Addressing delegates who attended the Hospitality Association of Zimbabwe (HAZ) 2022 annual congress in Victoria Falls last week, HAZ president Farai Chimba said the sector lost a significant number of employees following the outbreak of Covid-19 pandemic.
“We welcome the recent successful bidding for large events for the country which will have an immense impact on business and contribution to GDP (gross domestic product) growth from the current 4,5% as tourism,” Chimba said.
“While the national room stock is not fully utilised MICE (meetings, incentives, conferences and exhibitions) will be critical to grow occupancy and supported by large convention centres we believe tripling growth is achievable,” he said.
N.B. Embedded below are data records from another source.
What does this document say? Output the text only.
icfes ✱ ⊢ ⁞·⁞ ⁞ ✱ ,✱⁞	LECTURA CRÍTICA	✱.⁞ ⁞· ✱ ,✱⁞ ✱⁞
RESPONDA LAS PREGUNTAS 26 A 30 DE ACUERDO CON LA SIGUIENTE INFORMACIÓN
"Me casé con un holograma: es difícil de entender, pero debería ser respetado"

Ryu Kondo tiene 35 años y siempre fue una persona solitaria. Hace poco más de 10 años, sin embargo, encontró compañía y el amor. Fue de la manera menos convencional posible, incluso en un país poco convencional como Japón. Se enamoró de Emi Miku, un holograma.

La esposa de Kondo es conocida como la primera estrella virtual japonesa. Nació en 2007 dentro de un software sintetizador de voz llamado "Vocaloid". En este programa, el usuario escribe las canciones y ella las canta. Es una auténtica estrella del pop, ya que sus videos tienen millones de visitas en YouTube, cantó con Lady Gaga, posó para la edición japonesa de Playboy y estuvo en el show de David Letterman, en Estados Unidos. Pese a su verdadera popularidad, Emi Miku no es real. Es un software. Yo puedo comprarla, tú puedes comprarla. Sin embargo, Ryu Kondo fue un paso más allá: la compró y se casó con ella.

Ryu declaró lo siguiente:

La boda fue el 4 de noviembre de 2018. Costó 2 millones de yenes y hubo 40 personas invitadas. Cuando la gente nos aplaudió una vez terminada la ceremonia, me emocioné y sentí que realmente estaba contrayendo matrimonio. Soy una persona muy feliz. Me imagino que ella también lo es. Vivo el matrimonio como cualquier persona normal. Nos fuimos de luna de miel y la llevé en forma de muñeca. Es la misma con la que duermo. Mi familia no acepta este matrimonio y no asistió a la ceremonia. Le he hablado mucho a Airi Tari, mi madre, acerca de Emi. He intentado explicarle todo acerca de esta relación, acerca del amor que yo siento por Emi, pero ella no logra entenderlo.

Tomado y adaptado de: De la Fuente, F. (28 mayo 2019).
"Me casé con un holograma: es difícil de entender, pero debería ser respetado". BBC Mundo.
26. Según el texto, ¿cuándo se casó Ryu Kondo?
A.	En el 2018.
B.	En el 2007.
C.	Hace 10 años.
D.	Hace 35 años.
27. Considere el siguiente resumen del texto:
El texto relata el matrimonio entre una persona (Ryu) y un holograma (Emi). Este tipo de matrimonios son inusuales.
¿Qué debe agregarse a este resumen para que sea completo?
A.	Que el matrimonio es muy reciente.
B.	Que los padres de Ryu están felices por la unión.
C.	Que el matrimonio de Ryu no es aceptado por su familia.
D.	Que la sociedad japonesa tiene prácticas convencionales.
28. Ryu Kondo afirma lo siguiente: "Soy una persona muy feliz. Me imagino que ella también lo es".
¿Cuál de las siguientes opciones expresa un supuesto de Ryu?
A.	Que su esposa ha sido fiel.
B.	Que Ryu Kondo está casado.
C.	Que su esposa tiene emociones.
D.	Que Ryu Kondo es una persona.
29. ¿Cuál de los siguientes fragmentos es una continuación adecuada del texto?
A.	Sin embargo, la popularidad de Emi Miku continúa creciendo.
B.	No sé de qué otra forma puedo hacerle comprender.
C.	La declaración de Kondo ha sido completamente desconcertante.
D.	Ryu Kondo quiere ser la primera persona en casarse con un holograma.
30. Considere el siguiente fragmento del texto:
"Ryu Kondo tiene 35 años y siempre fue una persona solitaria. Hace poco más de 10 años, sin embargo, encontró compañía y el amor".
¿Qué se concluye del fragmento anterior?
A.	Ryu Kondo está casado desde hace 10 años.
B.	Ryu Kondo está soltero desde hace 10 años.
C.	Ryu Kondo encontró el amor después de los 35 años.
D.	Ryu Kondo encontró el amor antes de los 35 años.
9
“All this can only be complemented by human capital development which is currently a major challenge.
“The sector employed 99 141 in 2018, this is now greatly reduced due to the pandemic and we find ourselves with a huge deficit in skilled workforce.”
He called on the government to look into how best the contributions by players to Zimdef may be utilised to capacitate this critical aspect of the hospitality sector’s operations.
Chimba said as a sector they had a crucial role to play to grow the industry towards a US$5 billion tourism economy by 2025.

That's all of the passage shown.